Впрочем, Вазари, подводя жизненный итог младшего Липпи, милостиво констатировал, что Филиппино «загладил пятно (каково бы оно ни было), унаследованное им от отца… не только превосходством своего искусства… но и жизнью скромной и приличной и сверх всего приветливостью и учтивостью». И поскольку «после кончины такого мужа мир лишился всех своих добродетелей», то похороны Филиппино были весьма торжественные, даже пышные. «В тот день закрылись все мастерские на виа деи Серви, как иной раз делают на княжеских похоронах». Весь город, казалось, провожал любимого ученика Боттичелли, чтобы похоронить во флорентинской церкви Сан Микеле Бисдомине.
Как выглядел Филиппино при жизни? В чем-то почти двойник Боттичелли со своим привлекательным, тонким и болезненным лицом, однако робко мечтательный взор его автопортрета весьма контрастирует с тоже мечтательным, но вызывающе гордым выражением в автопортрете учителя. Младший Липпи в искусстве и жизни являет почти поразительный пример податливости влияниям.
Уже в начале своей карьеры он с легкостью усвоил художественную манеру Мазаччо, равно как приемы фра Филиппо и Боттичелли, чем надолго запутал последующих историков живописи, оставив множество работ, по стилю с трудом отличаемых от Мазаччо, отца или Сандро.
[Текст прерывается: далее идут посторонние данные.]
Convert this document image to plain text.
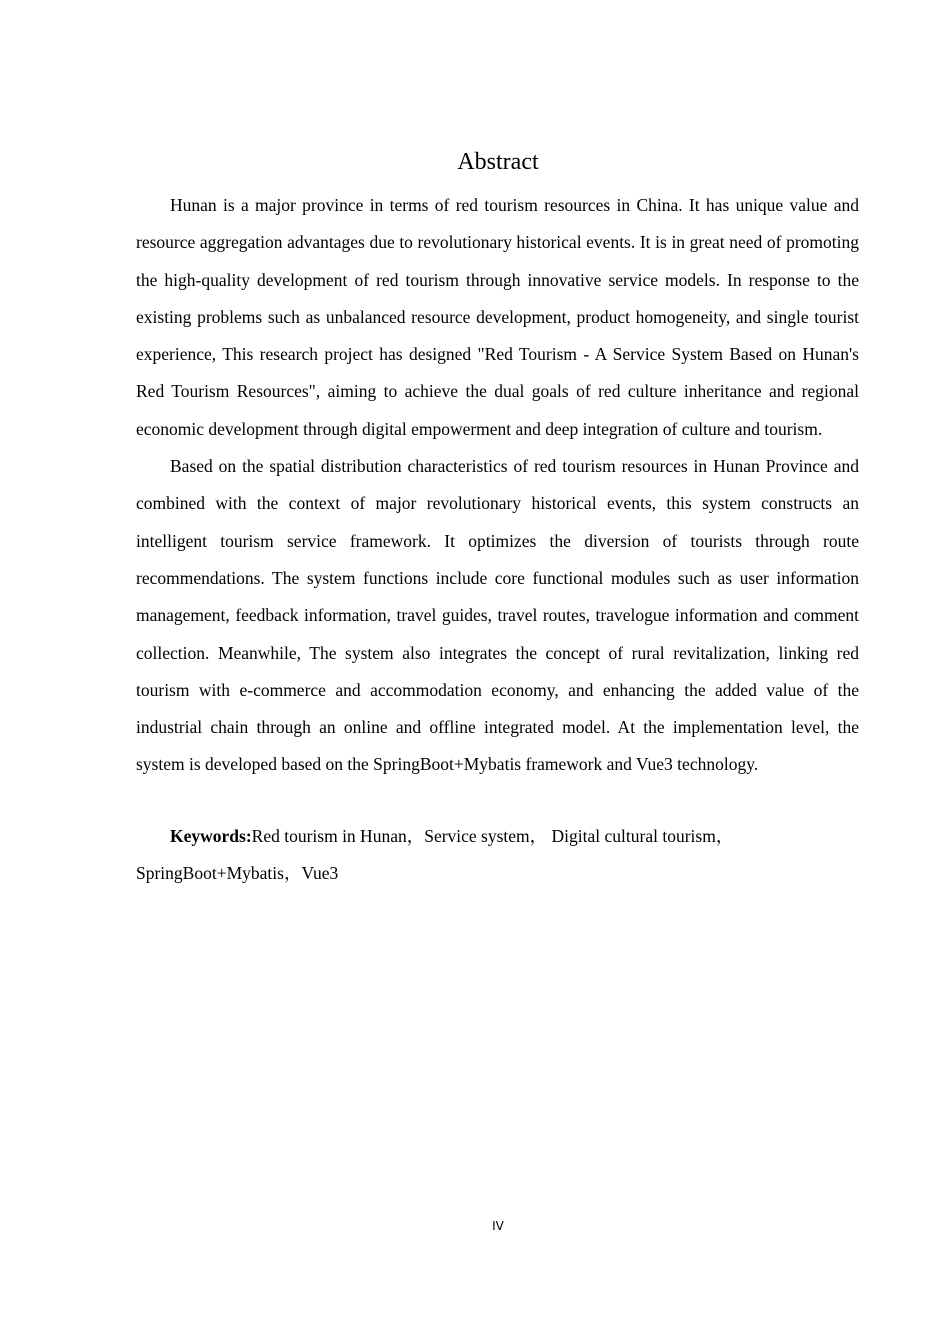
Abstract

Hunan is a major province in terms of red tourism resources in China. It has unique value and resource aggregation advantages due to revolutionary historical events. It is in great need of promoting the high-quality development of red tourism through innovative service models. In response to the existing problems such as unbalanced resource development, product homogeneity, and single tourist experience, This research project has designed "Red Tourism - A Service System Based on Hunan's Red Tourism Resources", aiming to achieve the dual goals of red culture inheritance and regional economic development through digital empowerment and deep integration of culture and tourism.

Based on the spatial distribution characteristics of red tourism resources in Hunan Province and combined with the context of major revolutionary historical events, this system constructs an intelligent tourism service framework. It optimizes the diversion of tourists through route recommendations. The system functions include core functional modules such as user information management, feedback information, travel guides, travel routes, travelogue information and comment collection. Meanwhile, The system also integrates the concept of rural revitalization, linking red tourism with e-commerce and accommodation economy, and enhancing the added value of the industrial chain through an online and offline integrated model. At the implementation level, the system is developed based on the SpringBoot+Mybatis framework and Vue3 technology.

Keywords:Red tourism in Hunan，Service system， Digital cultural tourism，SpringBoot+Mybatis，Vue3

IV
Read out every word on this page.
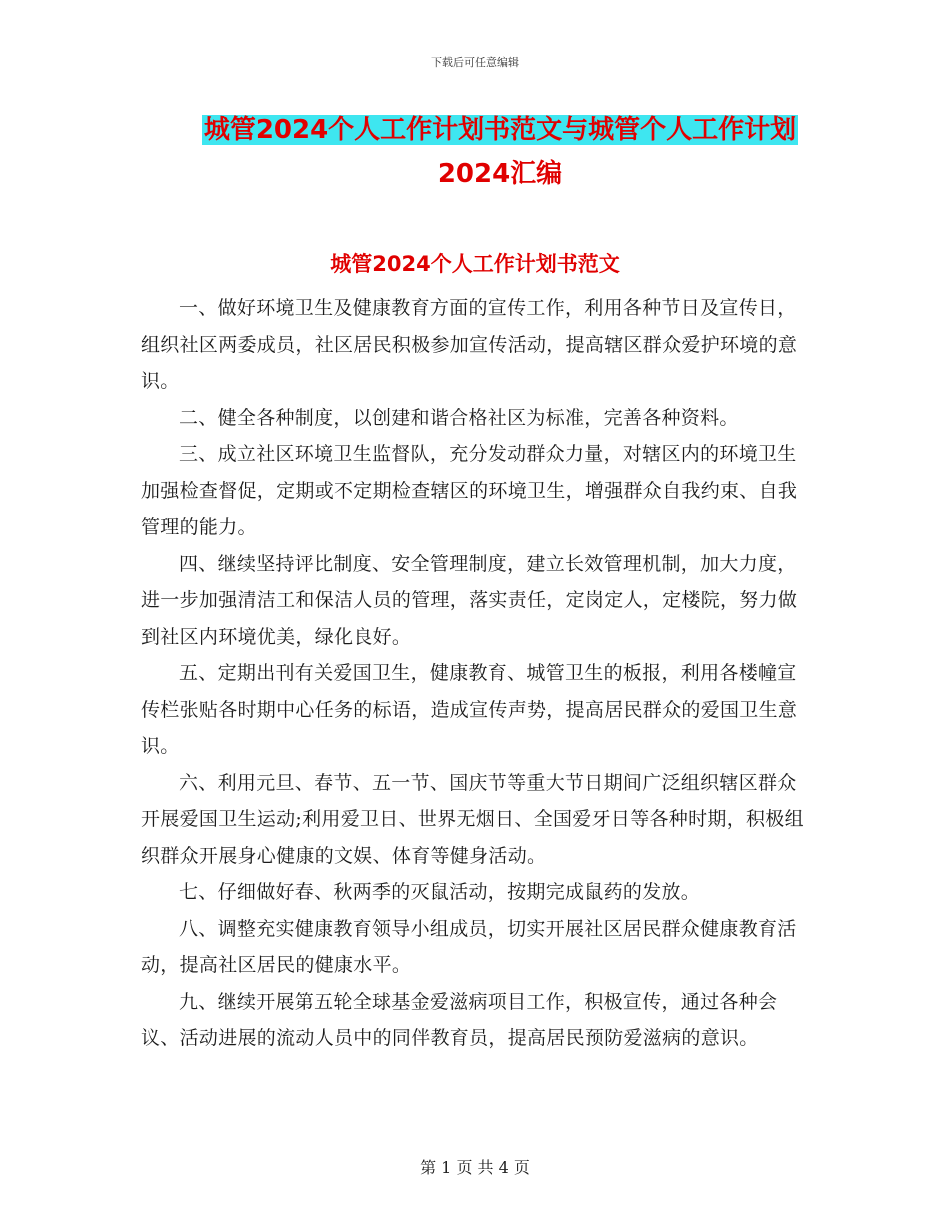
下载后可任意编辑
城管2024个人工作计划书范文与城管个人工作计划
2024汇编
城管2024个人工作计划书范文

一、做好环境卫生及健康教育方面的宣传工作，利用各种节日及宣传日，组织社区两委成员，社区居民积极参加宣传活动，提高辖区群众爱护环境的意识。

二、健全各种制度，以创建和谐合格社区为标准，完善各种资料。

三、成立社区环境卫生监督队，充分发动群众力量，对辖区内的环境卫生加强检查督促，定期或不定期检查辖区的环境卫生，增强群众自我约束、自我管理的能力。

四、继续坚持评比制度、安全管理制度，建立长效管理机制，加大力度，进一步加强清洁工和保洁人员的管理，落实责任，定岗定人，定楼院，努力做到社区内环境优美，绿化良好。

五、定期出刊有关爱国卫生，健康教育、城管卫生的板报，利用各楼幢宣传栏张贴各时期中心任务的标语，造成宣传声势，提高居民群众的爱国卫生意识。

六、利用元旦、春节、五一节、国庆节等重大节日期间广泛组织辖区群众开展爱国卫生运动;利用爱卫日、世界无烟日、全国爱牙日等各种时期，积极组织群众开展身心健康的文娱、体育等健身活动。

七、仔细做好春、秋两季的灭鼠活动，按期完成鼠药的发放。

八、调整充实健康教育领导小组成员，切实开展社区居民群众健康教育活动，提高社区居民的健康水平。

九、继续开展第五轮全球基金爱滋病项目工作，积极宣传，通过各种会议、活动进展的流动人员中的同伴教育员，提高居民预防爱滋病的意识。

第 1 页 共 4 页
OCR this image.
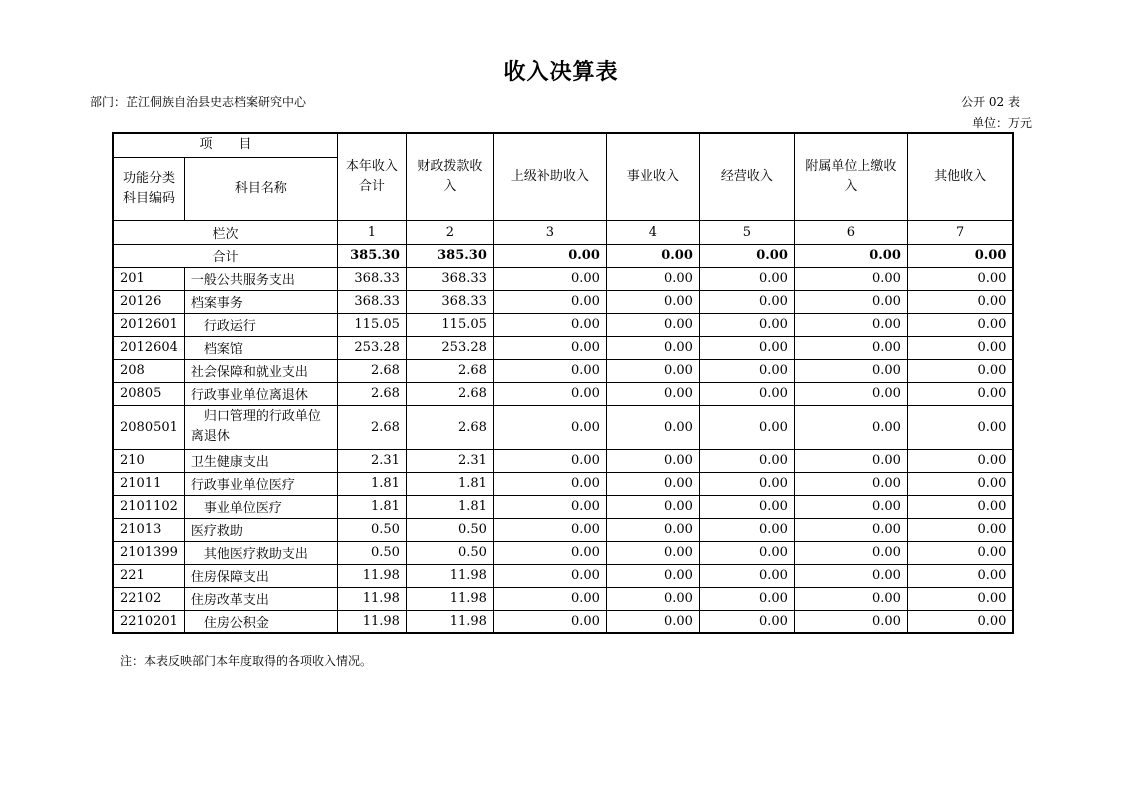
收入决算表
部门：芷江侗族自治县史志档案研究中心	公开 02 表
单位：万元
项　　目		本年收入合计	财政拨款收入	上级补助收入	事业收入	经营收入	附属单位上缴收入	其他收入
功能分类科目编码	科目名称							
栏次		1	2	3	4	5	6	7
合计		385.30	385.30	0.00	0.00	0.00	0.00	0.00
201	一般公共服务支出	368.33	368.33	0.00	0.00	0.00	0.00	0.00
20126	档案事务	368.33	368.33	0.00	0.00	0.00	0.00	0.00
2012601	　行政运行	115.05	115.05	0.00	0.00	0.00	0.00	0.00
2012604	　档案馆	253.28	253.28	0.00	0.00	0.00	0.00	0.00
208	社会保障和就业支出	2.68	2.68	0.00	0.00	0.00	0.00	0.00
20805	行政事业单位离退休	2.68	2.68	0.00	0.00	0.00	0.00	0.00
2080501	　归口管理的行政单位离退休	2.68	2.68	0.00	0.00	0.00	0.00	0.00
210	卫生健康支出	2.31	2.31	0.00	0.00	0.00	0.00	0.00
21011	行政事业单位医疗	1.81	1.81	0.00	0.00	0.00	0.00	0.00
2101102	　事业单位医疗	1.81	1.81	0.00	0.00	0.00	0.00	0.00
21013	医疗救助	0.50	0.50	0.00	0.00	0.00	0.00	0.00
2101399	　其他医疗救助支出	0.50	0.50	0.00	0.00	0.00	0.00	0.00
221	住房保障支出	11.98	11.98	0.00	0.00	0.00	0.00	0.00
22102	住房改革支出	11.98	11.98	0.00	0.00	0.00	0.00	0.00
2210201	　住房公积金	11.98	11.98	0.00	0.00	0.00	0.00	0.00
注：本表反映部门本年度取得的各项收入情况。
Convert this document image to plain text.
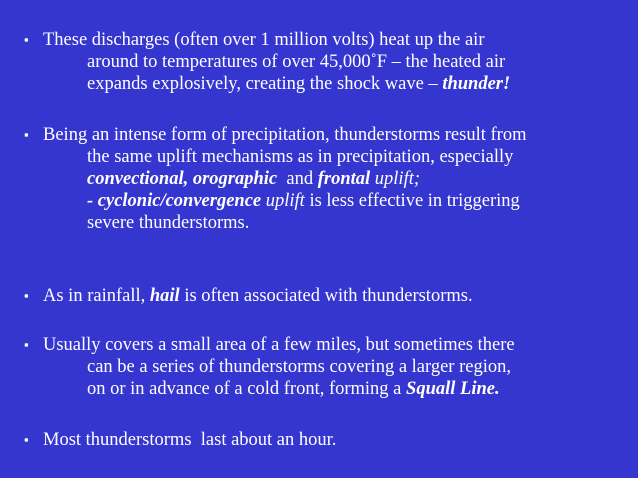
▪ These discharges (often over 1 million volts) heat up the air
around to temperatures of over 45,000˚F – the heated air
expands explosively, creating the shock wave – thunder!
▪ Being an intense form of precipitation, thunderstorms result from
the same uplift mechanisms as in precipitation, especially
convectional, orographic  and frontal uplift;
- cyclonic/convergence uplift is less effective in triggering
severe thunderstorms.
▪ As in rainfall, hail is often associated with thunderstorms.
▪ Usually covers a small area of a few miles, but sometimes there
can be a series of thunderstorms covering a larger region,
on or in advance of a cold front, forming a Squall Line.
▪ Most thunderstorms  last about an hour.
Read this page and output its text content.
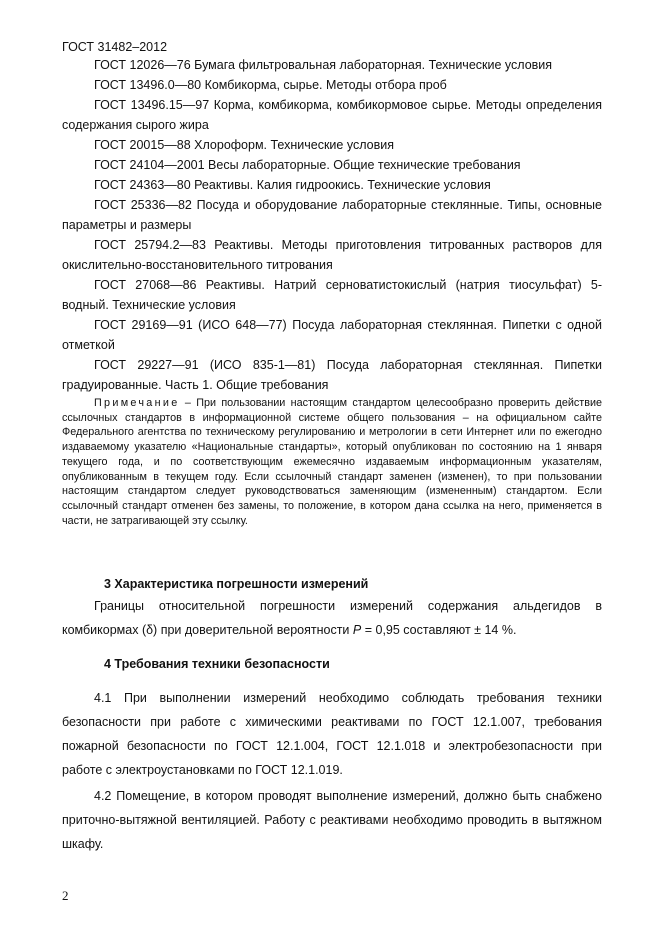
ГОСТ 31482–2012

ГОСТ 12026—76 Бумага фильтровальная лабораторная. Технические условия

ГОСТ 13496.0—80 Комбикорма, сырье. Методы отбора проб

ГОСТ 13496.15—97 Корма, комбикорма, комбикормовое сырье. Методы определения содержания сырого жира

ГОСТ 20015—88 Хлороформ. Технические условия

ГОСТ 24104—2001 Весы лабораторные. Общие технические требования

ГОСТ 24363—80 Реактивы. Калия гидроокись. Технические условия

ГОСТ 25336—82 Посуда и оборудование лабораторные стеклянные. Типы, основные параметры и размеры

ГОСТ 25794.2—83 Реактивы. Методы приготовления титрованных растворов для окислительно-восстановительного титрования

ГОСТ 27068—86 Реактивы. Натрий серноватистокислый (натрия тиосульфат) 5-водный. Технические условия

ГОСТ 29169—91 (ИСО 648—77) Посуда лабораторная стеклянная. Пипетки с одной отметкой

ГОСТ 29227—91 (ИСО 835-1—81) Посуда лабораторная стеклянная. Пипетки градуированные. Часть 1. Общие требования

Примечание – При пользовании настоящим стандартом целесообразно проверить действие ссылочных стандартов в информационной системе общего пользования – на официальном сайте Федерального агентства по техническому регулированию и метрологии в сети Интернет или по ежегодно издаваемому указателю «Национальные стандарты», который опубликован по состоянию на 1 января текущего года, и по соответствующим ежемесячно издаваемым информационным указателям, опубликованным в текущем году. Если ссылочный стандарт заменен (изменен), то при пользовании настоящим стандартом следует руководствоваться заменяющим (измененным) стандартом. Если ссылочный стандарт отменен без замены, то положение, в котором дана ссылка на него, применяется в части, не затрагивающей эту ссылку.

3 Характеристика погрешности измерений

Границы относительной погрешности измерений содержания альдегидов в комбикормах (δ) при доверительной вероятности P = 0,95 составляют ± 14 %.

4 Требования техники безопасности

4.1 При выполнении измерений необходимо соблюдать требования техники безопасности при работе с химическими реактивами по ГОСТ 12.1.007, требования пожарной безопасности по ГОСТ 12.1.004, ГОСТ 12.1.018 и электробезопасности при работе с электроустановками по ГОСТ 12.1.019.

4.2 Помещение, в котором проводят выполнение измерений, должно быть снабжено приточно-вытяжной вентиляцией. Работу с реактивами необходимо проводить в вытяжном шкафу.

2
Продолжая в капелле Бранкаччи незавершенные фрески Мазаччо, он прилежно соблюдает нарушенное предшественником единство времени и места действия, невольно стремясь его уравновесить, пригладить, упорядочить. Облики всех персонажей у Липпи индивидуальнее и конкретнее, но и мельче, банальней, житейски обыденней. В результате трагические апостолы Мазаччо, выигрывая в интимности, в приближении к современности, приобретают несвойственную им приземленность.
У Филиппино нет и лирической непосредственности отца, а отцовская жизнерадостность изначально уничтожена неизменной меланхоличностью его мировидения; тем более нет в нем духовного поиска Боттичелли. Поэтому, пытаясь работать уже в собственной оригинальной манере, он доводит до крайней степени внешнего изыска «античность» и религиозный экстаз своего учителя. Особенно в поздний период творчества в работах Филиппино прогрессирует пристрастие к живописным излишествам, сливающее еще готические отголоски с приметами того, что много позднее получит название манерничанья, «маньеризма».
Правда, Липпи знает античные памятники досконально, как антиквар или археолог, как никогда их не знал Боттичелли, переосмысливая, преображавший их, придавая им новые измерения и глубины в соответствии со своими эстетическими или идеологическими задачами. Его воспитанник относится к «антикам» иначе, как добросовестный театральный декоратор, желая с их помощью придать изображению эффектную внешнюю зрелищность. Превосходя учителя в ракурсах и сложности перспективных построений, он создает в своих картинах и фресках виртуозные, но перегруженные и конструктивно бессмысленные сооружения — истинные предтечи театральных кулис. Наивная, но живая детская сказка кватроченто, как бы состарившись, агонизирует в сценических эффектах этой невеселой оперы.